Small businesses also consider the terms of the loan in terms of the collateral security or the interest and monthly installments to be paid on the loan, if the loan is used for purchasing equipments, the collateral security is normally ownership of that inventory, and this is normally a short term loan of a period of below seven years. For an established business to access the loans it might need a proven track of record of the business.
Loan term is usually considered by most businesses, many institutions offer long term payment term, some loans have flexible terms of payment while others do not, businesses may want to change the term of payment and monthly installments so as to suit their business needs while the banks may not have provisions for the change of term of payment for the loan. Interest rate is an important factor before taking a loan, some advertisements lure businesses by how lucrative their loans are, while in the real sense they are associated with longer terms of payment, it is important to consider if the time for payment corresponds with the interest rate over the loan.
Some loans have hidden charges such as early repayment fee, penalties and arrangement fees, businesses often consider such before taking a loan. Most businesses also consider whether the loans they take floating or fixed rates loans, a number of businesses have secured loans in the past and with time the management and ownership of the business change. Operations of the business can be disrupted by loans that have to be repaid by a fixed amount monthly. Many businesses prefer a flexible terms of loan payment, thus in future they can increase the installment or reduce to suit their business needs.
Secured loans are common and the easiest to get nowadays, it is proffered by individuals who may have a bad credit records, and this is because banks have ownership of the assets offered as collateral. Secured loans normally have low interest rates, but incase one default to pay, they will lose their assets, and secured loans normally are popular. Unsecured loans are normally given to people who have high credit reputation, once a client has known which type of loan they will take; they will have to consider the details above also.
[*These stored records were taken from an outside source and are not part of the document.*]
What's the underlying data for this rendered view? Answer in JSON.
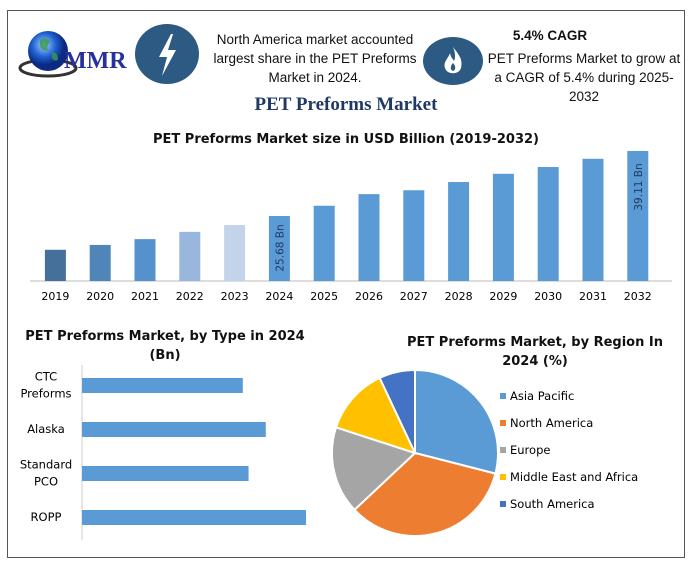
{
  "header": {
    "logo_text": "MMR",
    "icon1": "lightning-bolt-icon",
    "info1_text": "North America market accounted largest share in the PET Preforms Market in 2024.",
    "icon2": "flame-icon",
    "cagr_heading": "5.4% CAGR",
    "info2_text": "PET Preforms Market to grow at a CAGR of 5.4% during 2025-2032",
    "main_title": "PET Preforms Market",
    "accent_color": "#2c5a82"
  },
  "chart_data": [
    {
      "type": "bar",
      "title": "PET Preforms Market size in USD Billion (2019-2032)",
      "categories": [
        "2019",
        "2020",
        "2021",
        "2022",
        "2023",
        "2024",
        "2025",
        "2026",
        "2027",
        "2028",
        "2029",
        "2030",
        "2031",
        "2032"
      ],
      "values": [
        18.7,
        19.7,
        20.9,
        22.4,
        23.8,
        25.68,
        27.8,
        30.2,
        31.0,
        32.7,
        34.4,
        35.8,
        37.5,
        39.11
      ],
      "data_labels": {
        "2024": "25.68 Bn",
        "2032": "39.11 Bn"
      },
      "colors": [
        "#44709a",
        "#4f85b8",
        "#5592cd",
        "#99b6dc",
        "#c3d4ea",
        "#5b9bd5",
        "#5b9bd5",
        "#5b9bd5",
        "#5b9bd5",
        "#5b9bd5",
        "#5b9bd5",
        "#5b9bd5",
        "#5b9bd5",
        "#5b9bd5"
      ],
      "ylim": [
        12.25,
        40
      ],
      "grid": false
    },
    {
      "type": "bar",
      "orientation": "horizontal",
      "title": "PET Preforms Market, by Type in 2024 (Bn)",
      "categories": [
        "CTC Preforms",
        "Alaska",
        "Standard PCO",
        "ROPP"
      ],
      "values": [
        5.6,
        6.4,
        5.8,
        7.8
      ],
      "color": "#5b9bd5",
      "grid": false
    },
    {
      "type": "pie",
      "title": "PET Preforms Market, by Region In 2024 (%)",
      "labels": [
        "Asia Pacific",
        "North America",
        "Europe",
        "Middle East and Africa",
        "South America"
      ],
      "values": [
        29,
        34,
        17,
        13,
        7
      ],
      "colors": [
        "#5b9bd5",
        "#ed7d31",
        "#a5a5a5",
        "#ffc000",
        "#4472c4"
      ],
      "legend": "right"
    }
  ]
}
Finance is an important asset of the business, there would be no way ant business would operate or start without finance, s sound financial management system, needs to be developed by the business in order to achieve their set goals and objectives. There are many factors one would have to consider before securing the loan to finance their business; these may include security, terms of payment or interest rate. Some loans are generally easy to secure while others are hard to, this will depend on the reputation of the company with creditors or the collateral required by the loaning institution.
The business can not only acquire loans to finance, improve or expand their operations but can also rely of grants and donations by the government or the nongovernmental institutions. Equity financing can also be done, this is the most secure type of financing since the business has no legal obligation to Pay it Back but it comes with a disadvantage of losing part of ownership of the business and the smooth running of the business can be blocked because of collective decision making that has to be done by the shareholders, dividends also must be shared equally, and in case of liquidation, the share capital is paid last to the shareholders of the business. The business can use this financing to purchase permanent assets of the venture.